Senin, 18 Juni 2012

Abdul Malik, Hidup dari Kolong Jembatan Pindah ke Gorong-gorong

Gorong-gorong Abdul Malik di bantaran kali
Jakarta Jakarta dengan segala gemerlapnya bisa menerbangkan impian seorang Abdul Malik (25). Dengan nekat, pria berijazah SD ini merantau ke ibukota yang sering disebut 'lebih kejam daripada ibu tiri' ini. Abdul melakoni hidupnya dari kolong jembatan ke gorong-gorong.

Pria kelahiran Pasuruan, Jawa Timur, pada tahun 1987 ini sudah meninggalkan tanah kelahirannya 6 tahun lalu, tanpa sanak saudara menyertai atau yang bisa ditumpangi. Karena berijazah SD, tak ada yang berminat menerima Abdul Malik. 

Lantas, Abdul memilih berjuang hidup dari memulung sampah selama 2 tahun di kawasan Rasuna Epicentrum, Jalan HR Rasuna Said, Kuningan, Jakarta. Selama memulung, penghasilan Abdul hanya cukup untuk makan. Bayangkan, rutinitas memulung itu dilakoninya sejak magrib hingga pukul 12 tengah malam.

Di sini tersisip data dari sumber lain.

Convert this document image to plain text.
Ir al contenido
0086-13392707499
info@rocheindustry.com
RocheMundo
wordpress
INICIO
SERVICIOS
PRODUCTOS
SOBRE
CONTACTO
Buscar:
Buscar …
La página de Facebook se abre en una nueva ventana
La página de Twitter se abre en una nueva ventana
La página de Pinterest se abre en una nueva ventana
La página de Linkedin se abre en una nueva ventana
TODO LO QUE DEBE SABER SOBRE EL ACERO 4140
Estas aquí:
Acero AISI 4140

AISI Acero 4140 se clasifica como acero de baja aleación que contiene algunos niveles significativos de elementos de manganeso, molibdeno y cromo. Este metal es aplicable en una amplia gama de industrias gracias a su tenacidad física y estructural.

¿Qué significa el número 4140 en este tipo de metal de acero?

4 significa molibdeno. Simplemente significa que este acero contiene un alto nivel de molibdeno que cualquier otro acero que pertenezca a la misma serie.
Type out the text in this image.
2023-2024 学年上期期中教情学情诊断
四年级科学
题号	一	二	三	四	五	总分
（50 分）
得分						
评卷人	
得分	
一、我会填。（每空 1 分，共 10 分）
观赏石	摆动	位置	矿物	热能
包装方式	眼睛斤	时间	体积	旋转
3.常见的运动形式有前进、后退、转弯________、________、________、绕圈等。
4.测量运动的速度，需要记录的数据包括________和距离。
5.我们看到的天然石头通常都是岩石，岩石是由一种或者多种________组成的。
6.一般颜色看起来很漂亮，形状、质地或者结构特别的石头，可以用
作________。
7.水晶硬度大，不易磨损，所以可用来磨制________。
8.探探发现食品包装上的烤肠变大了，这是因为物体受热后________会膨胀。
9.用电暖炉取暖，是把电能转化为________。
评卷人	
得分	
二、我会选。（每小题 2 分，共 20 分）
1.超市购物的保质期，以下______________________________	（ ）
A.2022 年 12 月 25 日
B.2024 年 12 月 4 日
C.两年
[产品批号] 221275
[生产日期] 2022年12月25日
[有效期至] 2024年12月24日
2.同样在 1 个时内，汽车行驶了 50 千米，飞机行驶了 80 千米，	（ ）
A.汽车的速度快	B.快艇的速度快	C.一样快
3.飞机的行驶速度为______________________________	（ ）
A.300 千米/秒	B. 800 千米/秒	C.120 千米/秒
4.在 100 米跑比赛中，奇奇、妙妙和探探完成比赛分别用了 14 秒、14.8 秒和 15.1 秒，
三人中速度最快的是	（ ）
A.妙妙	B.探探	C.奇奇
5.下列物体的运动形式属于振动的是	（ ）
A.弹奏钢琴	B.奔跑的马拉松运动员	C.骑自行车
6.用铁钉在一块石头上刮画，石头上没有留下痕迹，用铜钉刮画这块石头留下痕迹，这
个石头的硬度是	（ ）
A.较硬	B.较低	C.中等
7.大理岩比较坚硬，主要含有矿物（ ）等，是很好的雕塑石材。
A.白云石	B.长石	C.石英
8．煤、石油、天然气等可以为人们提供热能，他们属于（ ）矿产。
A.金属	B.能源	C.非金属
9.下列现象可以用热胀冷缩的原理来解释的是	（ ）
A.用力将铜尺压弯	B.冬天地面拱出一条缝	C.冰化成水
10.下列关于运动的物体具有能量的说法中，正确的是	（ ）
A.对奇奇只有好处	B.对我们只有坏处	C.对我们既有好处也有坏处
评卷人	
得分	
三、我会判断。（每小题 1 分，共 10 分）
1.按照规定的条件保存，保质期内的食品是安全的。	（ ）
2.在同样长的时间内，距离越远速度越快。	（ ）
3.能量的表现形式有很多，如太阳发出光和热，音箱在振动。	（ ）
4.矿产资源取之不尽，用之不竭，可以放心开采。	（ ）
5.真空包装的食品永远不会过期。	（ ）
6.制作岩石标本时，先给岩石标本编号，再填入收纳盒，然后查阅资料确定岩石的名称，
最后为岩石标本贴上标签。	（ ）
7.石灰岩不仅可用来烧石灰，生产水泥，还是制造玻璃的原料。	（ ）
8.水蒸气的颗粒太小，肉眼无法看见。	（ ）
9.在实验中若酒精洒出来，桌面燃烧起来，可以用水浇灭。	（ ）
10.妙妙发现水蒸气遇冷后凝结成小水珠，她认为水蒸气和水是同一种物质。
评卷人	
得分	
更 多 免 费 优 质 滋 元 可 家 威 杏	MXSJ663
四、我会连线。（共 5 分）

Abdul tak lantas menjual hasil pulungannya, melainkan mengumpulkannya lebih dulu. Dua hari memulung, Abdul mendapatkan hasil 2 kilogram yang lantas dijualnya ke pengepul. Rp 15 ribu pun dikantongi. 

Karena hanya cukup untuk makan, Abdul tak memiliki uang lebih untuk menyewa tempat tinggal yang layak. Sehari-hari Abdul hidup di kolong jembatan dekat Gedung KPK, beralaskan kardus.

Suatu hari, ada seorang mandor bangunan iba melihat Abdul yang memulung sampah. Lantas sang mandor menawarkan pekerjaan menjadi tenaga harian lepas Dinas Pekerjaan Umum DKI Jakarta.

"Wah mau sekali saya, yang penting rezeki itu halal," ujar Abdul Malik kala mendapat perkerjaan itu, saat ditemui detikcom, Sabtu (16/6/2012) malam.

Sebagai tenaga harian lepas Dinas PU, Abdul membersihkan saluran-saluran di Kali Cideng yang mampet. Air kali yang hitam dan kotor tidak dipedulikan Abdul demi untuk mengais rezeki, membersihkan saluran dari sampah plastik hingga bangkai tikus. Dari pekerjaan ini, Abdul memperoleh Rp 40 ribu per hari. 

Suatu saat membersihkan Kali Cideng, dia melihat ada gorong-gorong tempat saluran pembuangan dari apartemen. Mulanya, Abdul menggunakan gorong-gorong ini untuk tempatnya mandi.

"Mandinya tiap malam, pakai celana doang, nggak kelihatan kalau lagi mandi. Gatal-gatal sih sudah biasa, ya kondisinya memang seperti ini, mau bagaimana lagi," jelas Abdul.

Lantas Abdul mengamati lama-lama gorong-gorong ini tak digunakan lagi alias mati. Abdul pun memutuskan pindah hunian dari bawah kolong jembatan ke gorong-gorong di kawasan Rasuna Epicentrum, Kuningan.

"Kalau di bawah jembatan, kalau hujan suka kebanjiran, terus kalau malam dingin banget," sambungnya.

"Sudah hampir satu tahun saya tinggal di sini, setidaknya gorong ini lebih baik dibandingkan tempat tinggal saya sebelumnya," tutur Abdul.

Pantauan detikcom, gorong-gorong yang ditempati Abdul itu berupa tabung berdiameter 70 cm dengan panjang 3 meter. Gorong-gorong ini persis terletak di bantaran Kali Cideng.